Secondo quanto descritto nella proposta di concordato, verrebbe dunque a decadere la convenzione di continuità territoriale di 72 milioni di euro l’anno, con la quale l’ex Tirrenia assicurava il servizio da e per la Sardegna anche in bassa stagione. Nonostante ciò, però, il gruppo Onorato prevede di saldare i debiti in un massimo di cinque anni. In particolare, vi sarebbe una percentuale massima del 35% per i creditori chirografari, grazie ad un contributo di 63 milioni di euro che arriverebbe da Europa Investimenti del gruppo Arrow Capital.

Grazie al fondo italiano – annuncia “Cin” – pagheremo 77 milioni di euro in favore di banche e bondholders, ovvero l’intero debito nei confronti degli stessi, che saranno quindi obbligati al rilascio del consenso alla cancellazione delle ipoteche attualmente esistenti in loro favore sulle navi. Di conseguenza permarrebbe sulle stesse la sola iscrizione di ipoteca di primo grado in favore di Tirrenia in AS”.

I SINDACATI CHIEDONO CHIAREZZA

Non si sono fatte attendere le reazioni dei sindacati confederali al concordato proposto da Cin. In particolare la Uiltrasporti chiede che venga istituito “un tavolo istituzionale e uno aziendale” e la Fit-Cisl chiede esplicite garanzie per lavoratori e mobilità. C’è anche chi, come Filt-Cgil, auspica che “la ricostituzione del debito venga accolta” per salvare servizi ed operatori.

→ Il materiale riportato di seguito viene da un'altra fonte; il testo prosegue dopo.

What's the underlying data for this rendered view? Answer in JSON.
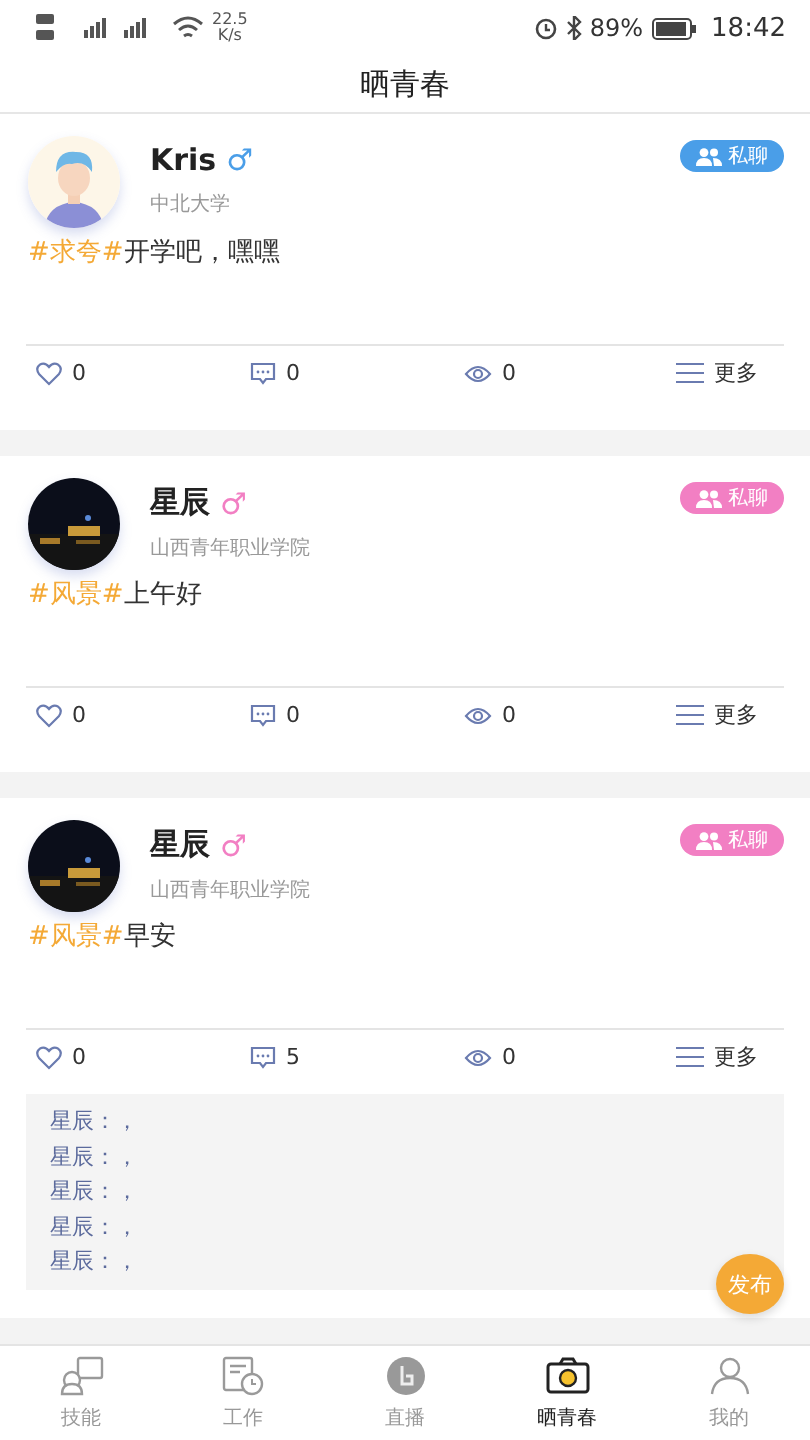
{
  "status_bar": {
    "speed": "22.5",
    "speed_unit": "K/s",
    "battery": "89%",
    "time": "18:42"
  },
  "header": {
    "title": "晒青春"
  },
  "posts": [
    {
      "name": "Kris",
      "gender": "♂",
      "color": "#4a9ee8",
      "school": "中北大学",
      "chat": "私聊",
      "topic": "#求夸#",
      "text": "开学吧，嘿嘿",
      "likes": "0",
      "comments": "0",
      "views": "0",
      "more": "更多"
    },
    {
      "name": "星辰",
      "gender": "♂",
      "color": "#f27fc3",
      "school": "山西青年职业学院",
      "chat": "私聊",
      "topic": "#风景#",
      "text": "上午好",
      "likes": "0",
      "comments": "0",
      "views": "0",
      "more": "更多"
    },
    {
      "name": "星辰",
      "gender": "♂",
      "color": "#f27fc3",
      "school": "山西青年职业学院",
      "chat": "私聊",
      "topic": "#风景#",
      "text": "早安",
      "likes": "0",
      "comments": "5",
      "views": "0",
      "more": "更多",
      "replies": [
        "星辰：，",
        "星辰：，",
        "星辰：，",
        "星辰：，",
        "星辰：，"
      ]
    }
  ],
  "fab": {
    "label": "发布"
  },
  "tabs": [
    {
      "label": "技能",
      "selected": false
    },
    {
      "label": "工作",
      "selected": false
    },
    {
      "label": "直播",
      "selected": false
    },
    {
      "label": "晒青春",
      "selected": true
    },
    {
      "label": "我的",
      "selected": false
    }
  ]
}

Ci sembra di capire che questo concordato sia più che altro un atto all’esclusiva salvaguardia dal fallimento. –Evidenzia il sindacato Orsa Marittimi Il piano di concordato depositato da Tirrenia Cin prevede la percentuale di rimborsi dei debiti e la vendita di 5 motonavi; si tratta di Isola di Capraia, Beniamino Carnevale, Bithia, Janas e Athara. – Fra gli altri costi fissi da segnalare ci sono quelli per il personale marittimo, che dal 2021 al 2025 saranno ‘influenzati dal cambio dell’operativo navi e della flotta, nonché dall’aumento relativo all’aggiustamento previsto nel contratto collettivo nazionale applicabile’. Inoltre, per il personale amministrativo, ci sarà una riduzione del costo pari al 6% annuo dal 2022 al 2024. Ci domandiamo – prosegue la notase il piano che prevede la Cin non significhi solo lacrime e sangue per i marittimi e amministrativi.

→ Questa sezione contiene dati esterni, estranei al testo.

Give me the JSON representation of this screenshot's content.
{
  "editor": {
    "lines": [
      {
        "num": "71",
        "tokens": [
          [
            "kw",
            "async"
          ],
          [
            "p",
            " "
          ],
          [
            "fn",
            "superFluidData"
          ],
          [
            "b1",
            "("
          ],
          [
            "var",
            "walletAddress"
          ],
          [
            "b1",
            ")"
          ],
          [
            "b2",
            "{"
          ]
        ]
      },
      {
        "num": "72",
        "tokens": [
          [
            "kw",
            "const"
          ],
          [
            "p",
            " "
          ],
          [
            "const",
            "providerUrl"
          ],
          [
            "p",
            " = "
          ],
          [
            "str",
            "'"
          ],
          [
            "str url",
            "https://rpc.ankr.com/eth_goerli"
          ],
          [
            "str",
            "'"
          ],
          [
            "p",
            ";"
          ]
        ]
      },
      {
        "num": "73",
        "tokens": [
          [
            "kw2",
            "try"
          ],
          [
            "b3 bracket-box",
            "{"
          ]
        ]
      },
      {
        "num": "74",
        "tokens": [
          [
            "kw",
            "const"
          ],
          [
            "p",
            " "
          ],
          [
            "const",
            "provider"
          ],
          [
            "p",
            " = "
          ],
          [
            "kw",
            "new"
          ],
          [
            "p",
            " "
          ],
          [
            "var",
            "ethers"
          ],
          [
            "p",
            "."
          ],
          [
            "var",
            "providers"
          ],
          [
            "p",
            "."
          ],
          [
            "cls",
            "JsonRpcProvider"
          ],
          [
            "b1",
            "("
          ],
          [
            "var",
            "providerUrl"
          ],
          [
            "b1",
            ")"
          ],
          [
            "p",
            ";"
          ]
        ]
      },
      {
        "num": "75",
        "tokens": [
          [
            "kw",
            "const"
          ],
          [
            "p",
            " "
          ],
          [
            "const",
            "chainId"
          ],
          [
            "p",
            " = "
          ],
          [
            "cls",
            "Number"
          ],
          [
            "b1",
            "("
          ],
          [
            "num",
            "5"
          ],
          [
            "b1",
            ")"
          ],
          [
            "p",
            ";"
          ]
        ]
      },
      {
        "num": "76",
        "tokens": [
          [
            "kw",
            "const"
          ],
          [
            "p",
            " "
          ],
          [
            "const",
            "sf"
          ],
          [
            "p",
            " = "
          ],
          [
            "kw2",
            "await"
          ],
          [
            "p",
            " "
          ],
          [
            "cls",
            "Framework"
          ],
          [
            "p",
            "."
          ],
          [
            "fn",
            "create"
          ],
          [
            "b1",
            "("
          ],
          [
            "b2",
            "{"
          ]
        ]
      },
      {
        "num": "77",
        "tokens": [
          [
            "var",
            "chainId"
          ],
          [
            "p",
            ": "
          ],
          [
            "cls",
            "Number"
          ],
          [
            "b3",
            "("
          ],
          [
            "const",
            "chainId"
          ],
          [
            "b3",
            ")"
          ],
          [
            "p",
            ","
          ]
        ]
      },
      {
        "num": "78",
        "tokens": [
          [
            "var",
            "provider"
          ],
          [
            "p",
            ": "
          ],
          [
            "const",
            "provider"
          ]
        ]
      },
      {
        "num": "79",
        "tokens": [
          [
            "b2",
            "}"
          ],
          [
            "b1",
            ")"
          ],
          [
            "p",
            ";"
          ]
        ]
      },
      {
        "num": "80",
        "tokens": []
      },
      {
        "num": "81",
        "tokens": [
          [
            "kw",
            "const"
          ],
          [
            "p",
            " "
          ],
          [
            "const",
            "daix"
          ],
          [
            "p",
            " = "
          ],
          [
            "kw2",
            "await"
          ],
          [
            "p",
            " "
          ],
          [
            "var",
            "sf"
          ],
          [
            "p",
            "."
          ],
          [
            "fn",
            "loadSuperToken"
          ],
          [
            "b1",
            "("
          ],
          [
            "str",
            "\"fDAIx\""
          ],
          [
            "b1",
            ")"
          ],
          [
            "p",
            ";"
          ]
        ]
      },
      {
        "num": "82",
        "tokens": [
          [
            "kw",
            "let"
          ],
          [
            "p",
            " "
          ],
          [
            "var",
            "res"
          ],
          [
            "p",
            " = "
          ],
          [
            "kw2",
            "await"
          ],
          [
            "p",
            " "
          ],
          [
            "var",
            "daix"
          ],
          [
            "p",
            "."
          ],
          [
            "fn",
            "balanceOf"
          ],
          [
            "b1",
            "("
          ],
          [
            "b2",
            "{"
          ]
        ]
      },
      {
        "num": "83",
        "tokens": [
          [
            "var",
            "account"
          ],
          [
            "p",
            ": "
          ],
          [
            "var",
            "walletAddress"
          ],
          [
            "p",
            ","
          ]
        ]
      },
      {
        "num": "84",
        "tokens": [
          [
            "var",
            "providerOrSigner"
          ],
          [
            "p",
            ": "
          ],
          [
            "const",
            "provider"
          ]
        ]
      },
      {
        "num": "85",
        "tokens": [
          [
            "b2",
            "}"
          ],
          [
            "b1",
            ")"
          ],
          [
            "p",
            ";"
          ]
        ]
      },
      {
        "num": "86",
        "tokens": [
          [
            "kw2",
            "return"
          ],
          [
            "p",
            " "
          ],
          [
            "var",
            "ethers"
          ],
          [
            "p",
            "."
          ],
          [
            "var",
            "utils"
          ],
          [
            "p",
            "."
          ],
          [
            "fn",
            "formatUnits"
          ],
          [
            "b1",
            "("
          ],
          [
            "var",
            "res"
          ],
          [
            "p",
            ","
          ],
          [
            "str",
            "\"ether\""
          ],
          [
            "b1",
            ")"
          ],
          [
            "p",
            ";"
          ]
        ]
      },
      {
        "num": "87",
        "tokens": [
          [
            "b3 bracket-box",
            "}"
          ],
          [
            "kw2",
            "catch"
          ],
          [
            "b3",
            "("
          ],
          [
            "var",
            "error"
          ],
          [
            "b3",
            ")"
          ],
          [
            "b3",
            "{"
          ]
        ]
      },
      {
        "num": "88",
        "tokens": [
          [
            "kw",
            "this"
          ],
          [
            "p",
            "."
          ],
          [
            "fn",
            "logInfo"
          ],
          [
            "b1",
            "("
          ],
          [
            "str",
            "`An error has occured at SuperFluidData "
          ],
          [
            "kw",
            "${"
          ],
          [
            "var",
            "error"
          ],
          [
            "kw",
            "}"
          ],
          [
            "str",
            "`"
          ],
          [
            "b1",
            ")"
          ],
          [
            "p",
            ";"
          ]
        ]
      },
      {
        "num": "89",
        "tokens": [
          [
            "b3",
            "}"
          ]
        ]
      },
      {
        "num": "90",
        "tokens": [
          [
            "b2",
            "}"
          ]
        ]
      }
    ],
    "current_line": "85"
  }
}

IL RISCHIO DI “STAGIONALITÀ”

Visto che la Cin intende vendere 5 navi – evidenzia il sindacato – ciò implica che si ridurrà forza lavoro e costo del personale. Un’altra anomalia sta nel fatto che Cin non sarebbe più convenzionata ma diventerebbe una società stagionale con la maggior parte della flotta ferma in disarmo. Si presume dunque che durante l’inverno ci saranno tre o quattro navi in linea, pertanto qualcuno ci dovrebbe spiegare su quali navi saranno collocati i 6000 lavoratori che Cin intende tutelare, visto che 5 saranno vendute. Urge chiarezza su questo concordato, in particolare in relazione a chi ne avrà beneficio e chi sarà messo in cassa integrazione.

In questa faccenda si deve intervenire subito per avere chiarimenti. – Conclude Orsa Marittimi – I lavoratori non devono essere abbandonati loro destino, ma essere tutelati dalla clausola sociale, come già è successo in passato con ex Tirrenia pubblica. Infine ci chiediamo come mai lo Stato possa permettersi di vendere sue navi ancora non pagate.